THE WINDS OF CHANGE – WIE HEUTE SCHLÜSSELPOSITIONEN BESETZT WERDEN

The Winds of ChangeDas Klischee der geheimnisvollen Treffen mit wechselwilligen Kandidatinnen oder Kandidaten in verschwiegenen Winkeln von Hotellobbys oder die Vorstellung, Headhunter seien Arbeitsvermittler, hat mit der Wirklichkeit der Personalberatung von heute absolut nichts mehr zu tun.

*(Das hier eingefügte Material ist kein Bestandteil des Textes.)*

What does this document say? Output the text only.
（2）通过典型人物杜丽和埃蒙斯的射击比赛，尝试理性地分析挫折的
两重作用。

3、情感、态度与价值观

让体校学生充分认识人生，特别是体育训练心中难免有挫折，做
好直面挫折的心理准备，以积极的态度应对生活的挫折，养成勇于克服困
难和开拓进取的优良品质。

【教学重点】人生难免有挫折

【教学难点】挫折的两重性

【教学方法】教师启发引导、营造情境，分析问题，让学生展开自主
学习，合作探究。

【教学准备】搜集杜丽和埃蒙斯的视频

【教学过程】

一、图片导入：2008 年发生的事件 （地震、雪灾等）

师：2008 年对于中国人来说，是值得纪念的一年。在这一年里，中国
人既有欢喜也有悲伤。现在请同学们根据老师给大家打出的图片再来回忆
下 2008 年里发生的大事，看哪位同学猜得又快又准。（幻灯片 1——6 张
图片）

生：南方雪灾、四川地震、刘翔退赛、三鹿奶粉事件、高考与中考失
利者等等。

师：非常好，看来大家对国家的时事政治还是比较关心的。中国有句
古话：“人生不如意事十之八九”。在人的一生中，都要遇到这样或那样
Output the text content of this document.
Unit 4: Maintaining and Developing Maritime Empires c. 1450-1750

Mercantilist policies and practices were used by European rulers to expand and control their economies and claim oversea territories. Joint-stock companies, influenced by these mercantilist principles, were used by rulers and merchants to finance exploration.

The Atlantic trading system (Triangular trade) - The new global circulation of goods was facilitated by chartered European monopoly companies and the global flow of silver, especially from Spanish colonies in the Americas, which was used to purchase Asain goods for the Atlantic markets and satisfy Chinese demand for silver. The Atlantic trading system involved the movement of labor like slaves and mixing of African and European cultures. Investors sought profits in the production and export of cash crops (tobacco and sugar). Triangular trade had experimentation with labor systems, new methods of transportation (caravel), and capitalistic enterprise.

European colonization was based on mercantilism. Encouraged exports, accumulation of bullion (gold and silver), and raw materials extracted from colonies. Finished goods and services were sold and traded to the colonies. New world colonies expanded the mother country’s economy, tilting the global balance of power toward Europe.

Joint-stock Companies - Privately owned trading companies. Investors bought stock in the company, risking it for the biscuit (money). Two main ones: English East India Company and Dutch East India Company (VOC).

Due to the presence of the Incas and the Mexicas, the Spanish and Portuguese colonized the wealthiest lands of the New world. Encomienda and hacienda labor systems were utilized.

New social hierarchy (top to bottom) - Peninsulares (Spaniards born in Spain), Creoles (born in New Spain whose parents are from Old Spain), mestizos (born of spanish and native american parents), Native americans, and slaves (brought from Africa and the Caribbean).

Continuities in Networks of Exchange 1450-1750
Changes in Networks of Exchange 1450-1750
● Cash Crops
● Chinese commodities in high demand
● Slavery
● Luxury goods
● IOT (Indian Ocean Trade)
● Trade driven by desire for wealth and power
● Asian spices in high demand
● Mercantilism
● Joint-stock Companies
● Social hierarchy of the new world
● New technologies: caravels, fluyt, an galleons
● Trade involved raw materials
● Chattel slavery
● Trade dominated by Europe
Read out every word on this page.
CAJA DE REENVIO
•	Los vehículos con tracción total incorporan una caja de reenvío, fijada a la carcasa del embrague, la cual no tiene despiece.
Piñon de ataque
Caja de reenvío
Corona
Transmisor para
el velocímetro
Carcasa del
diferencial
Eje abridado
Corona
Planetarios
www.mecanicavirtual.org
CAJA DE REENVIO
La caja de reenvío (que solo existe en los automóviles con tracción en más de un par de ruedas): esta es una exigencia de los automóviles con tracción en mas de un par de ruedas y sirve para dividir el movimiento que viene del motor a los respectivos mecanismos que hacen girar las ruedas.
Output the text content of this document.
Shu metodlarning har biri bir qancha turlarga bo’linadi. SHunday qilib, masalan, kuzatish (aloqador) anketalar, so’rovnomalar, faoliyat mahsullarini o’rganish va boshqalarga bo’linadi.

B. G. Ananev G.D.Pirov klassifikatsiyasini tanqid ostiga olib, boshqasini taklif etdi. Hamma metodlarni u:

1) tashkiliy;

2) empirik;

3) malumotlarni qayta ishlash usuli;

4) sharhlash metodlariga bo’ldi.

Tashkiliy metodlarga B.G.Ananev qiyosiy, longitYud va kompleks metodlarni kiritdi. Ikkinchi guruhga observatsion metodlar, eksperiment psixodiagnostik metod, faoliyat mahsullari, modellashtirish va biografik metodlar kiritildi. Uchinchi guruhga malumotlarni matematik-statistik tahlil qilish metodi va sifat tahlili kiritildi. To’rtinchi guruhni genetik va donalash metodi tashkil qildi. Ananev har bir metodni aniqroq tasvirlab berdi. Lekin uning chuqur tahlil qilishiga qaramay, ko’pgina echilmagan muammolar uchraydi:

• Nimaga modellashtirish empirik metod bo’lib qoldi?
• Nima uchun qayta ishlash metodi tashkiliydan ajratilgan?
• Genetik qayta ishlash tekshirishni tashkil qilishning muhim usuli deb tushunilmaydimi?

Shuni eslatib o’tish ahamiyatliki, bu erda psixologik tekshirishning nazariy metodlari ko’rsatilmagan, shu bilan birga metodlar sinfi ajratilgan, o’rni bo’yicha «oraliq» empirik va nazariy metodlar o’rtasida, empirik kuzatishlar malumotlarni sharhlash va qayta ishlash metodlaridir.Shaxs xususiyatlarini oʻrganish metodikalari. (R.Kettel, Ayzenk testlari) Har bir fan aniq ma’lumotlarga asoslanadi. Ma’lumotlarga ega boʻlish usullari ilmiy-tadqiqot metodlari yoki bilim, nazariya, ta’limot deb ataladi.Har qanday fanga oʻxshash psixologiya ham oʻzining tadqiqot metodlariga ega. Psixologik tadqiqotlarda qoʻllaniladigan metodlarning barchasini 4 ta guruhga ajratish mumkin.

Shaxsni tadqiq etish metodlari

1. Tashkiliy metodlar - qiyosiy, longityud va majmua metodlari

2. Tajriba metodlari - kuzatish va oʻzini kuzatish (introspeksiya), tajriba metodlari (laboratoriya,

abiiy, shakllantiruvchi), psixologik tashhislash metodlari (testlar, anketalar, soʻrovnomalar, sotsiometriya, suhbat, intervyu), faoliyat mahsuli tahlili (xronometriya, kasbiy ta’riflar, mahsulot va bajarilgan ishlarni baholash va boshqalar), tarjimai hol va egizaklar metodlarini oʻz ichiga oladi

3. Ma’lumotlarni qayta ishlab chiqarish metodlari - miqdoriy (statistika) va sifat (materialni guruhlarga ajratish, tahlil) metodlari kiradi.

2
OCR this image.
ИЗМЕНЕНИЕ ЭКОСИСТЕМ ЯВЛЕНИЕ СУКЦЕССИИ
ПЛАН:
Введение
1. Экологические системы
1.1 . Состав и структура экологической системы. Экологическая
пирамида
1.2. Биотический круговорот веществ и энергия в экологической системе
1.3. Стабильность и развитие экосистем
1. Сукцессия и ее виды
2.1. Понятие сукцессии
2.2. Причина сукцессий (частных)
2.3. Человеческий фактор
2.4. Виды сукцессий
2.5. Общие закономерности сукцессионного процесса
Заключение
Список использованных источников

Die aktive und systematische Suche nach geeigneten Kandidaten für Führungspositionen erfolgt immer im Auftrag von Unternehmen – niemals in dem von Kandidaten. Die Gründe für die Beauftragung eines Executive Searchers können vielfältig sein. Zum Beispiel weil im Unternehmen Vakanzen existieren, das Unternehmen den Markt hierüber aber (noch) nicht informieren will. Üblicherweise wird nach Kandidaten gesucht, die ihre Qualifikation für die ausgeschriebene Position bereits erfolgreich bewiesen haben. Dies bedeutet in der Konsequenz, sich auch bei der Konkurrenz umzusehen, wovor sich suchende Unternehmen zu Recht  scheuen.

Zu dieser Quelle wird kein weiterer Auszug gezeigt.